The company allows for optional local snapshots at the source, called checkpoints, but depends on file-based snapshots on the appliance, which are then backed up to the cloud of the customer's choice. By taking a file-based -- rather than an image-based -- approach, Aparavi can provide tools for users to control their cloud storage environment, Calmes said.
Users are able to classify data and set retention policies to allow certain data to be deleted after a specified amount of time or to tag files as "legal" or "confidential." Tagging data as "personal identity" using that capability can help an organization protect that data to meet the European Union's General Data Protection Regulation (GDPR) requirements.
Organizations can search for data based on metadata, such as creation date or file name, or using full-text content search. A capability Aparavi calls "data pruning" automatically removes data and file increments based on retention policies to help organizations keep cloud backup sizes under control.
Founded in 2016, Aparavi came out of stealth mode in October 2017. One of the features added since a test version released last fall is support for multiple clouds. "Multi-cloud is often a misnomer," Calmes said. "Having the ability to switch at any time without getting pummelled with egress fees is a challenge."

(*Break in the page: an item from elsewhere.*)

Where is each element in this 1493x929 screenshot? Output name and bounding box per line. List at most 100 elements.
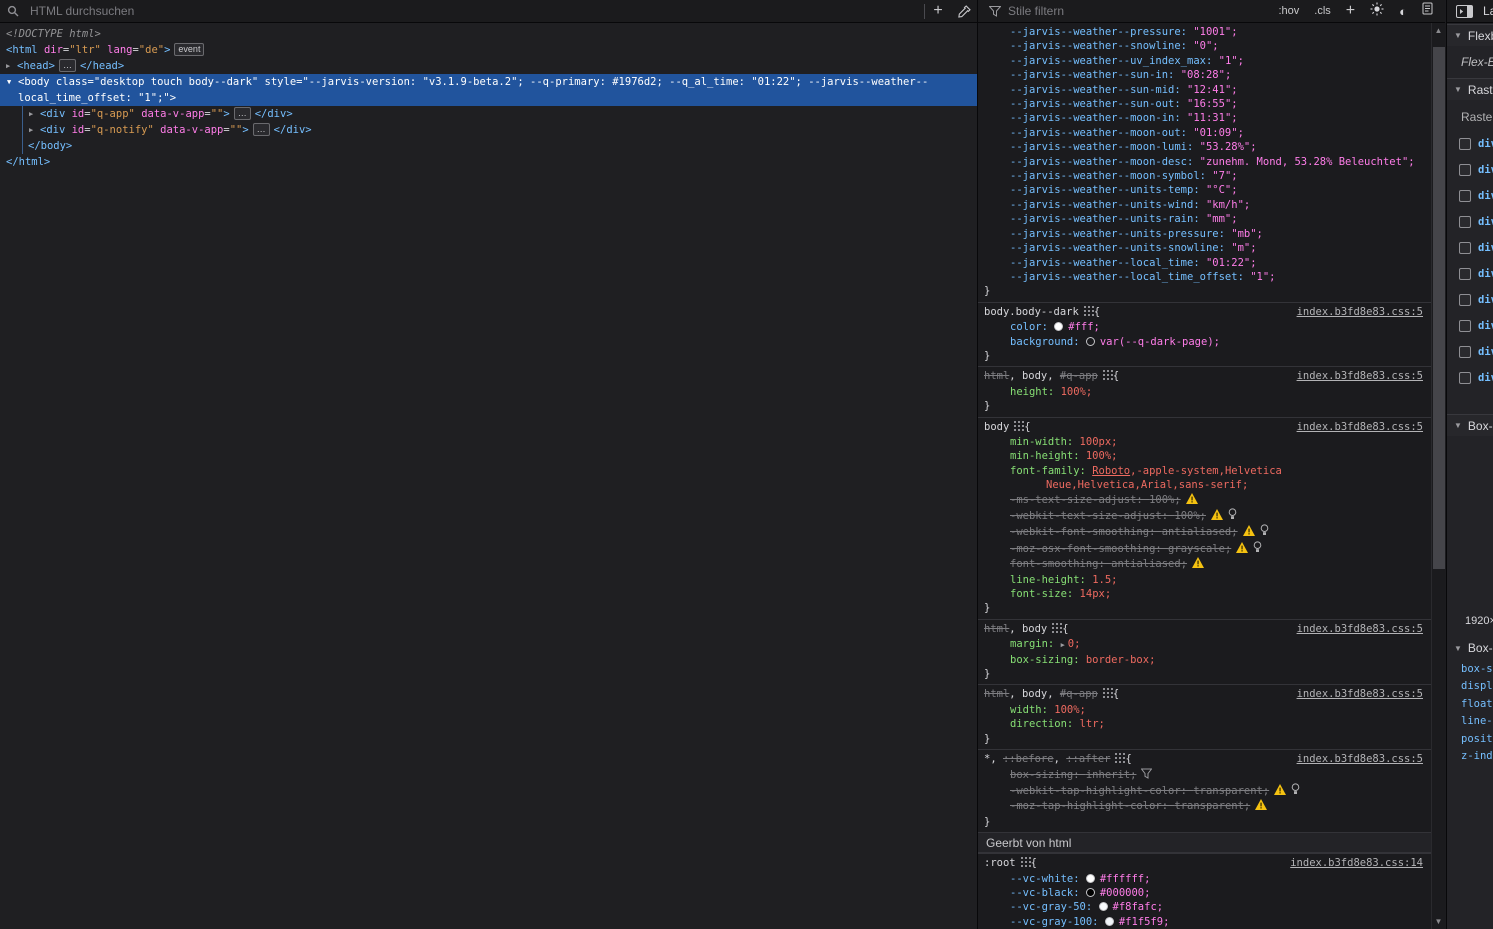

Calmes said customers, or managed service providers (MSPs) working on their behalf, will be able to use Aparavi's capabilities in combination to help with a migration from one public cloud to another. "If you're an MSP using Amazon S3 in Glacier and you want to move to Azure and the archive tier, for example, what Aparavi allows you to do is immediately stop the flow of data into that cloud," Calmes said.
Aparavi expects to work with multiple types of partners, from MSPs to service providers to OEMs to systems integrators, to reach the midmarket and enterprise customers that it expects will find its capabilities most appealing. Calmes said the company will roll out a more detailed partner program later this year.